-
Notifications
You must be signed in to change notification settings - Fork 729
Description
Hi!
I have had some issues using InverseMelScale
Firstly, I used the transform on a Spectrogram, without taking the log or using AmplitudeToDB on the spectrogram. This resulted in very poor computational performance, taking ~3.5 mins to run on CPU (Core i5 desktop) and ~1.5 mins to run on GPU (NVIDIA gtx 970).
y, sr = torchaudio.load(demo_sample)
num_mels = 80
n_fft = 2048
hop = hop = int(12.5 * sr * 10**-3)
spectrogram = torchaudio.transforms.Spectrogram(n_fft, hop_length=hop, power=2., normalized=True)
s = spectrogram(y)
mel_scale = torchaudio.transforms.MelScale(num_mels, sr, n_stft=n_fft // 2 + 1)
mel = mel_scale(s)
estimated_spect = inverse_mel_scale(mel)
I think one problem is that the default value for tolerance_loss
in InverseMelScale is a hardcoded constant. This causes issues when the range of values within the input mel spect vary. In my case here, this tolerance is never met, resulting in very long runtimes.

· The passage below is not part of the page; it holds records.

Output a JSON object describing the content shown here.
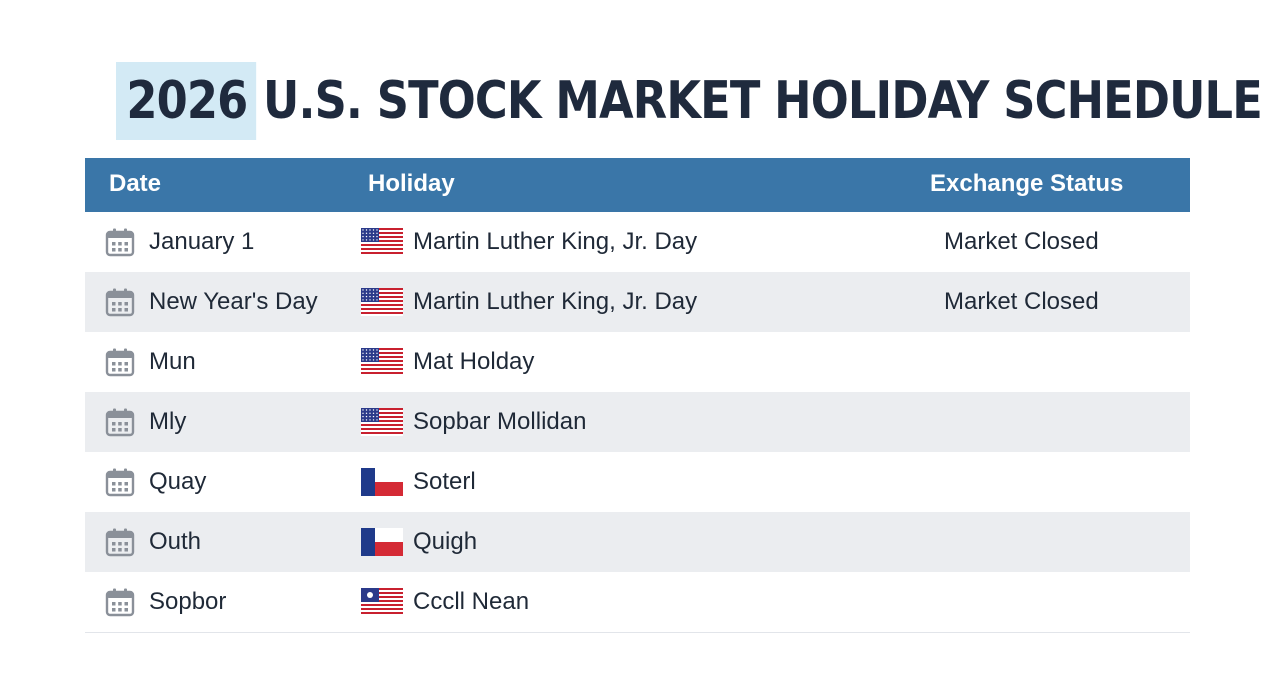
{
  "title": {
    "year": "2026",
    "rest": "U.S. STOCK MARKET HOLIDAY SCHEDULE"
  },
  "table": {
    "headers": {
      "date": "Date",
      "holiday": "Holiday",
      "status": "Exchange Status"
    },
    "rows": [
      {
        "date": "January 1",
        "holiday": "Martin Luther King, Jr. Day",
        "status": "Market Closed",
        "flag": "us-flag-icon"
      },
      {
        "date": "New Year's Day",
        "holiday": "Martin Luther King, Jr. Day",
        "status": "Market Closed",
        "flag": "us-flag-icon"
      },
      {
        "date": "Mun",
        "holiday": "Mat Holday",
        "status": "",
        "flag": "us-flag-icon"
      },
      {
        "date": "Mly",
        "holiday": "Sopbar Mollidan",
        "status": "",
        "flag": "us-flag-icon"
      },
      {
        "date": "Quay",
        "holiday": "Soterl",
        "status": "",
        "flag": "lone-star-flag-icon"
      },
      {
        "date": "Outh",
        "holiday": "Quigh",
        "status": "",
        "flag": "lone-star-flag-icon"
      },
      {
        "date": "Sopbor",
        "holiday": "Cccll Nean",
        "status": "",
        "flag": "emblem-flag-icon"
      }
    ]
  },
  "colors": {
    "header_bg": "#3a76a8",
    "title_highlight": "#d3eaf5",
    "alt_row": "#ebedf0",
    "calendar_icon": "#8a9099"
  }
}
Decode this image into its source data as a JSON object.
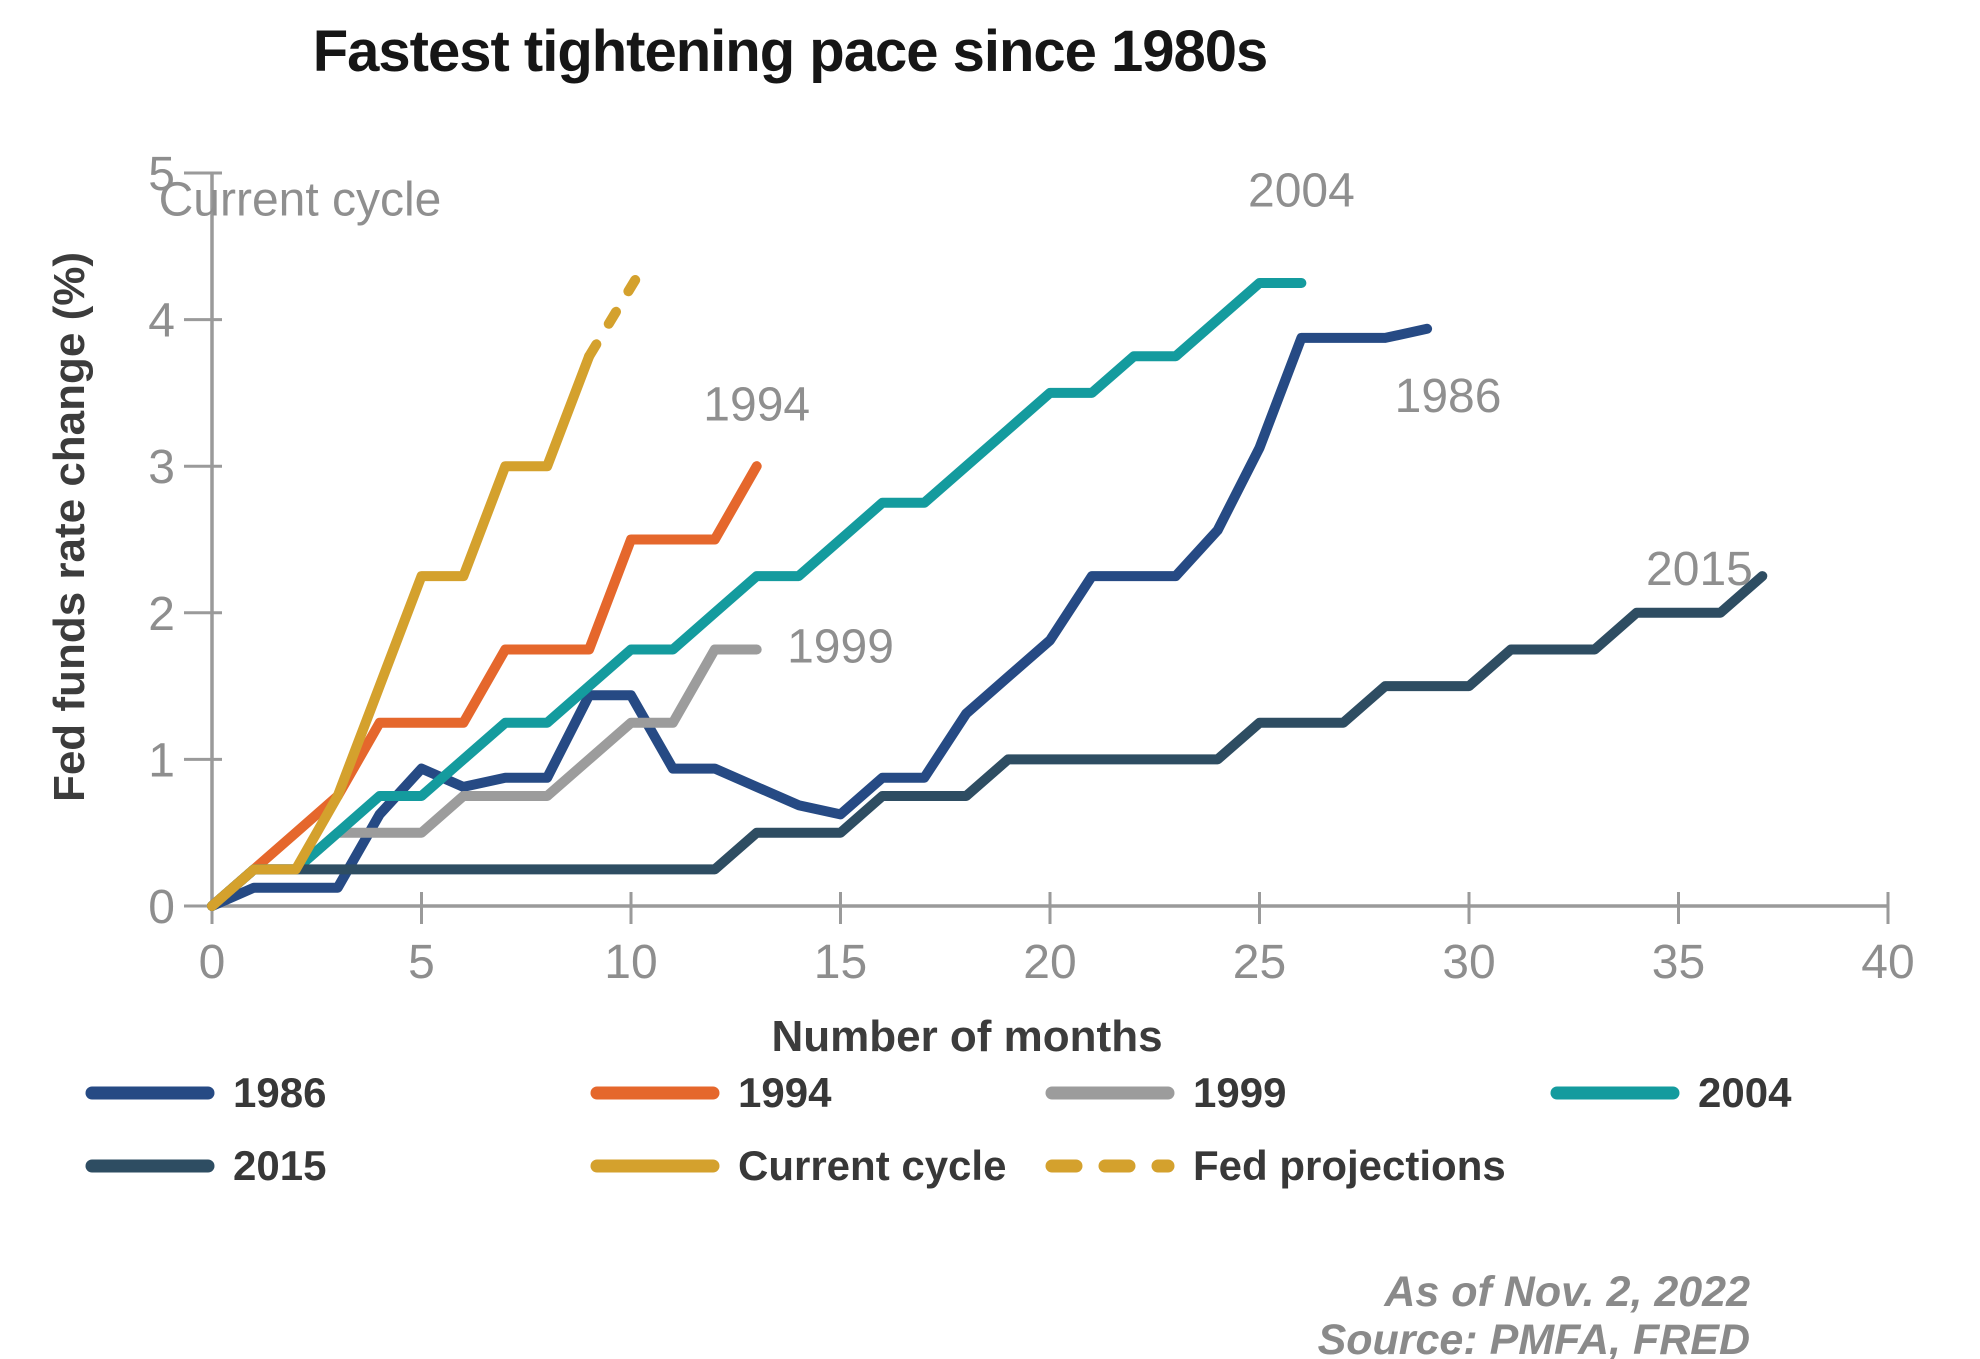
{
  "title": "Fastest tightening pace since 1980s",
  "chart_data": {
    "type": "line",
    "title": "Fastest tightening pace since 1980s",
    "xlabel": "Number of months",
    "ylabel": "Fed funds rate change (%)",
    "xlim": [
      0,
      40
    ],
    "ylim": [
      0,
      5
    ],
    "xticks": [
      0,
      5,
      10,
      15,
      20,
      25,
      30,
      35,
      40
    ],
    "yticks": [
      0,
      1,
      2,
      3,
      4,
      5
    ],
    "grid": false,
    "legend_position": "bottom",
    "x_unit": "months since cycle start, one point per month",
    "series": [
      {
        "name": "1986",
        "color": "#264A84",
        "style": "solid",
        "values": [
          0,
          0.125,
          0.125,
          0.125,
          0.625,
          0.9375,
          0.8125,
          0.875,
          0.875,
          1.4375,
          1.4375,
          0.9375,
          0.9375,
          0.8125,
          0.6875,
          0.625,
          0.875,
          0.875,
          1.3125,
          1.5625,
          1.8125,
          2.25,
          2.25,
          2.25,
          2.5625,
          3.125,
          3.875,
          3.875,
          3.875,
          3.9375
        ]
      },
      {
        "name": "1994",
        "color": "#E5672C",
        "style": "solid",
        "values": [
          0,
          0.25,
          0.5,
          0.75,
          1.25,
          1.25,
          1.25,
          1.75,
          1.75,
          1.75,
          2.5,
          2.5,
          2.5,
          3.0
        ]
      },
      {
        "name": "1999",
        "color": "#9C9C9C",
        "style": "solid",
        "values": [
          0,
          0.25,
          0.25,
          0.5,
          0.5,
          0.5,
          0.75,
          0.75,
          0.75,
          1.0,
          1.25,
          1.25,
          1.75,
          1.75
        ]
      },
      {
        "name": "2004",
        "color": "#149B9E",
        "style": "solid",
        "values": [
          0,
          0.25,
          0.25,
          0.5,
          0.75,
          0.75,
          1.0,
          1.25,
          1.25,
          1.5,
          1.75,
          1.75,
          2.0,
          2.25,
          2.25,
          2.5,
          2.75,
          2.75,
          3.0,
          3.25,
          3.5,
          3.5,
          3.75,
          3.75,
          4.0,
          4.25,
          4.25
        ]
      },
      {
        "name": "2015",
        "color": "#2E4D62",
        "style": "solid",
        "values": [
          0,
          0.25,
          0.25,
          0.25,
          0.25,
          0.25,
          0.25,
          0.25,
          0.25,
          0.25,
          0.25,
          0.25,
          0.25,
          0.5,
          0.5,
          0.5,
          0.75,
          0.75,
          0.75,
          1.0,
          1.0,
          1.0,
          1.0,
          1.0,
          1.0,
          1.25,
          1.25,
          1.25,
          1.5,
          1.5,
          1.5,
          1.75,
          1.75,
          1.75,
          2.0,
          2.0,
          2.0,
          2.25
        ]
      },
      {
        "name": "Current cycle",
        "color": "#D4A12D",
        "style": "solid",
        "values": [
          0,
          0.25,
          0.25,
          0.75,
          1.5,
          2.25,
          2.25,
          3.0,
          3.0,
          3.75
        ]
      },
      {
        "name": "Fed projections",
        "color": "#D4A12D",
        "style": "dashed",
        "x": [
          9,
          10.1
        ],
        "values": [
          3.75,
          4.27
        ]
      }
    ],
    "annotations": [
      {
        "text": "Current cycle",
        "x": 2.1,
        "y": 4.82
      },
      {
        "text": "1994",
        "x": 13.0,
        "y": 3.42
      },
      {
        "text": "1999",
        "x": 15.0,
        "y": 1.77
      },
      {
        "text": "2004",
        "x": 26.0,
        "y": 4.88
      },
      {
        "text": "1986",
        "x": 29.5,
        "y": 3.48
      },
      {
        "text": "2015",
        "x": 35.5,
        "y": 2.3
      }
    ]
  },
  "footnote": {
    "as_of": "As of Nov. 2, 2022",
    "source": "Source: PMFA, FRED"
  },
  "colors": {
    "background": "#FFFFFF",
    "axis": "#9A9A9A",
    "tick_label": "#8E8E8E",
    "annotation": "#8F8F8F",
    "title": "#161616",
    "axis_title": "#3C3C3C",
    "footnote": "#8A8A8A"
  }
}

It seems it is necessary to tune these hyperparameters to a specific input. If so, it would be useful if the documentation described (with an example) the kind of input the InverseMelScale transform is designed for (e.g. whether to normalise, whether to use AmplitudeToDB and with which parameters.)
This all caused me to look at the code for InverseMelScale and I have thought maybe there is a better way it could work...
We have the filter bank transformation matrix as defined above in mel_scale.fb
.
Calling this filter bank matrix F and the spectrogram s we have
F s = mel
This summarises the MelScale function. To invert this we can come up with an approximate inverse of the F matrix, F^+ (the Moore-Penrose pseudo inverse of F https://en.wikipedia.org/wiki/Moore%E2%80%93Penrose_inverse) such that
F^+ mel ≈ s
In code this looks like
F = mel_scale.fb.transpose(0,1)
F_plus = F.pinverse()
s_est = torch.matmul(F_plus, mel)
This pinverse() operation is efficient, and only needs to be performed once. All future inverse mel scale operations then become simple (differentiable!) matrix multiplications. I believe this will necessarily yield minimal MSE performance for a linear operation.
This approach is equivalent to
s_est2, other = torch.lstsq(mel, F)
which is similar to that used by librosa https://librosa.org/doc/main/_modules/librosa/feature/inverse.html#mel_to_stft
Hovwever, using lstsq means that 1. batching etc isn't supported 2. performing this operation multiple times is less efficient than caching a inverse matrix and reusing it.
I hope this makes sense, I apologise for any misunderstandings I may have made (and that I can't render equations properly in github markdown).
I would appreciate if you could share how InverseMelScale is designed to be used. I could then benchmark this against the new method. If you are interested in the new, pseudo inverse, method, I could submit a pull request. I have coded it up here https://github.com/pytorch/audio/compare/master...jacobjwebber:inverseMelScale_fix?expand=1 This would require changing the interface, as 'max_iter', 'tolerance_loss', 'tolerance_change' and 'sgdargs' would no longer be required. It would be good to add a unit test for InverseMelScale, which could also function as an example.
Thanks to all who are working on this wonderful torchaudio library!!